‘Snatch’ is a movie filled to the brim with socially deviant characters. The plot follows several storylines, all connected through their involvement with an enormous stolen diamond. The film begins with the heist in which the diamond was stolen. Later we also meet two pawn shop owners, who are contracted to steal the diamond from Frankie four-fingers, the thief who stole it in the first place and is keeping it safe for transport to the U.S. Additionally, we meet a host of characters who are involved with the illegal boxing ring that the pawn brokers robbed in an attempt to get the diamond. Given the enormous amount of social deviance displayed in the movie, it may be interesting to analyse it using the theories we have learned in class so far.
        Among the other characters we meet are Turkish, Tommy and Mickey O’neill, two boxing promoters and a bareknuckle boxer they’ve hired to throw a boxing match. Mickey is part of a group called the Irish Travelers, who are known in the movie as ‘Pikeys’, an ethnic slur for the Travelers. From the moment we meet him, he embodies socially deviant behaviours with everything he does. With his smooth (though mostly unintelligible) talking he immediately cons Tommy into buying a broken-down caravan (The british term for an RV or trailer) which proceeds to literally fall apart before he leaves the Travelers’ temporary encampment. In the ensuing disagreement he challenges Tommy’s companion Gorgeous George to a bareknuckle boxing match which puts George in the hospital. As a result, he gets roped into replacing George in the fight. Mickey’s --mostly caravan-centered-- wheeling and dealing continues throughout the movie, as he demands increasingly expensive caravans for his mother in exchange for fighting. This and many other aspects of Mickey’s deviant behaviour can be explained through Differential Association Theory.   

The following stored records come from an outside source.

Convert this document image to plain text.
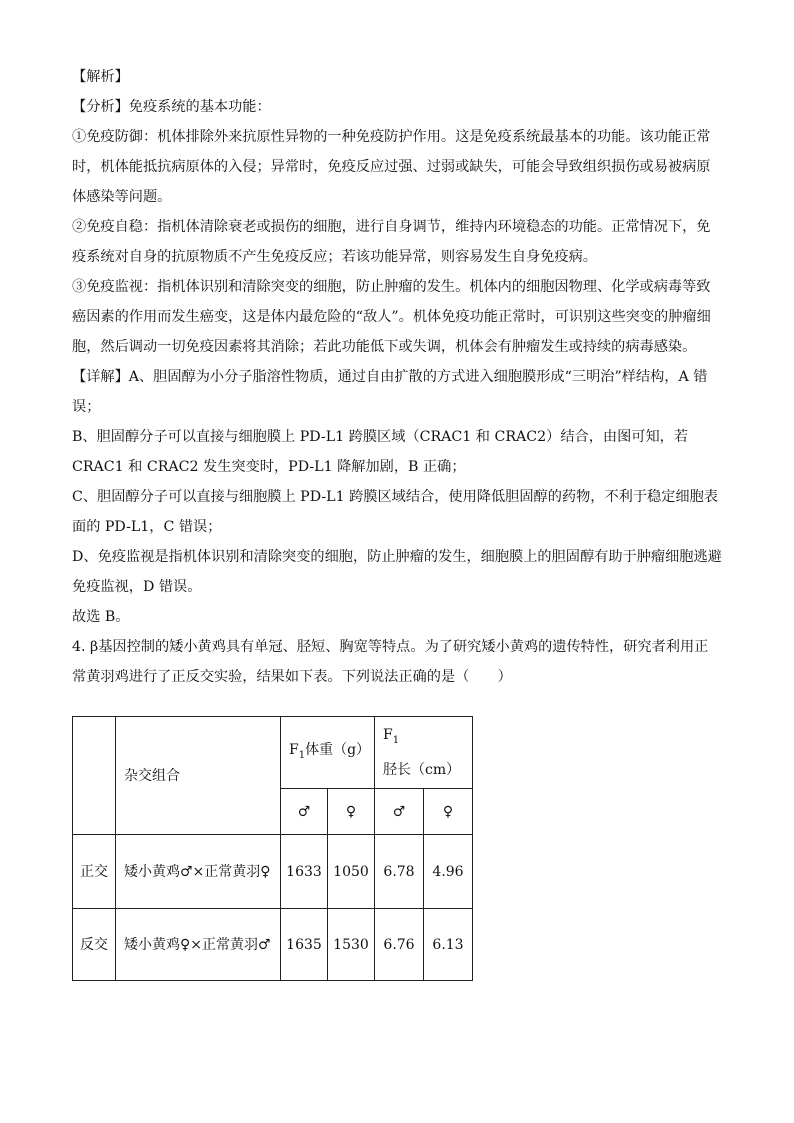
【解析】

【分析】免疫系统的基本功能：

①免疫防御：机体排除外来抗原性异物的一种免疫防护作用。这是免疫系统最基本的功能。该功能正常时，机体能抵抗病原体的入侵；异常时，免疫反应过强、过弱或缺失，可能会导致组织损伤或易被病原体感染等问题。

②免疫自稳：指机体清除衰老或损伤的细胞，进行自身调节，维持内环境稳态的功能。正常情况下，免疫系统对自身的抗原物质不产生免疫反应；若该功能异常，则容易发生自身免疫病。

③免疫监视：指机体识别和清除突变的细胞，防止肿瘤的发生。机体内的细胞因物理、化学或病毒等致癌因素的作用而发生癌变，这是体内最危险的“敌人”。机体免疫功能正常时，可识别这些突变的肿瘤细胞，然后调动一切免疫因素将其消除；若此功能低下或失调，机体会有肿瘤发生或持续的病毒感染。

【详解】A、胆固醇为小分子脂溶性物质，通过自由扩散的方式进入细胞膜形成“三明治”样结构，A 错误；

B、胆固醇分子可以直接与细胞膜上 PD-L1 跨膜区域（CRAC1 和 CRAC2）结合，由图可知，若 CRAC1 和 CRAC2 发生突变时，PD-L1 降解加剧，B 正确；

C、胆固醇分子可以直接与细胞膜上 PD-L1 跨膜区域结合，使用降低胆固醇的药物，不利于稳定细胞表面的 PD-L1，C 错误；

D、免疫监视是指机体识别和清除突变的细胞，防止肿瘤的发生，细胞膜上的胆固醇有助于肿瘤细胞逃避免疫监视，D 错误。

故选 B。

4. β基因控制的矮小黄鸡具有单冠、胫短、胸宽等特点。为了研究矮小黄鸡的遗传特性，研究者利用正常黄羽鸡进行了正反交实验，结果如下表。下列说法正确的是（　　）

	杂交组合	$F_1$体重（g）		$F_1$胫长（cm）	
		♂	♀	♂	♀
正交	矮小黄鸡♂×正常黄羽♀	1633	1050	6.78	4.96
反交	矮小黄鸡♀×正常黄羽♂	1635	1530	6.76	6.13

The short way of explaining it is that Mickey’s subculture has taught him the motivations and techniques he employs throughout the film, and provides him the opportunities to do so. This is the essence of Differential Association theory: through one’s social connections, one learns definitions and techniques for deviance, and gains the opportunity to engage in deviant behaviour (Sutherland 27). In order to understand how this applies to Mickey, one must understand some things about the Travelers. Travelers do not participate in outside society in the same way as everyone else. They spend their lives traveling from city to city. They have no registered addresses, no social security numbers, no forms of official identification at all. As a result of this separation from mainstream society, the Travelers develop their own separate codes of behaviour and definitions of what is acceptable. For instance, Mickey is a Traveler bareknuckle boxing champion. Bareknuckle boxing is highly illegal in mainstream society, doubly so when betting is involved. The Travelers, however, view it as a normal practice. Since Mickey has grown up in this culture where bareknuckle boxing is seen as a laudable profession rather than a criminal activity, and since he likely doesn’t have as much of an association with the outside world, he learned over time to look up to bareknuckle boxers, and eventually became one. Of course, he certainly didn’t step into the ring on his own one day a champion; he had to learn how to fight. He likely learned the techniques of fighting from other Travelers or from watching fights. That, combined with years of intense training, eventually molded him into the champion boxer we see in the film. Lastly, all the desire and training in the world wouldn’t have made Mickey a boxing champ if he had never had the opportunity to fight. It’s implied in the movie that the Travelers operate some kind of boxing league or organisation. Since these people have no identification and travel constantly, it would be easy for such a boxing league to operate without any outside interference. This would’ve given Mickey the opportunity to fight without any danger of getting in legal trouble for it.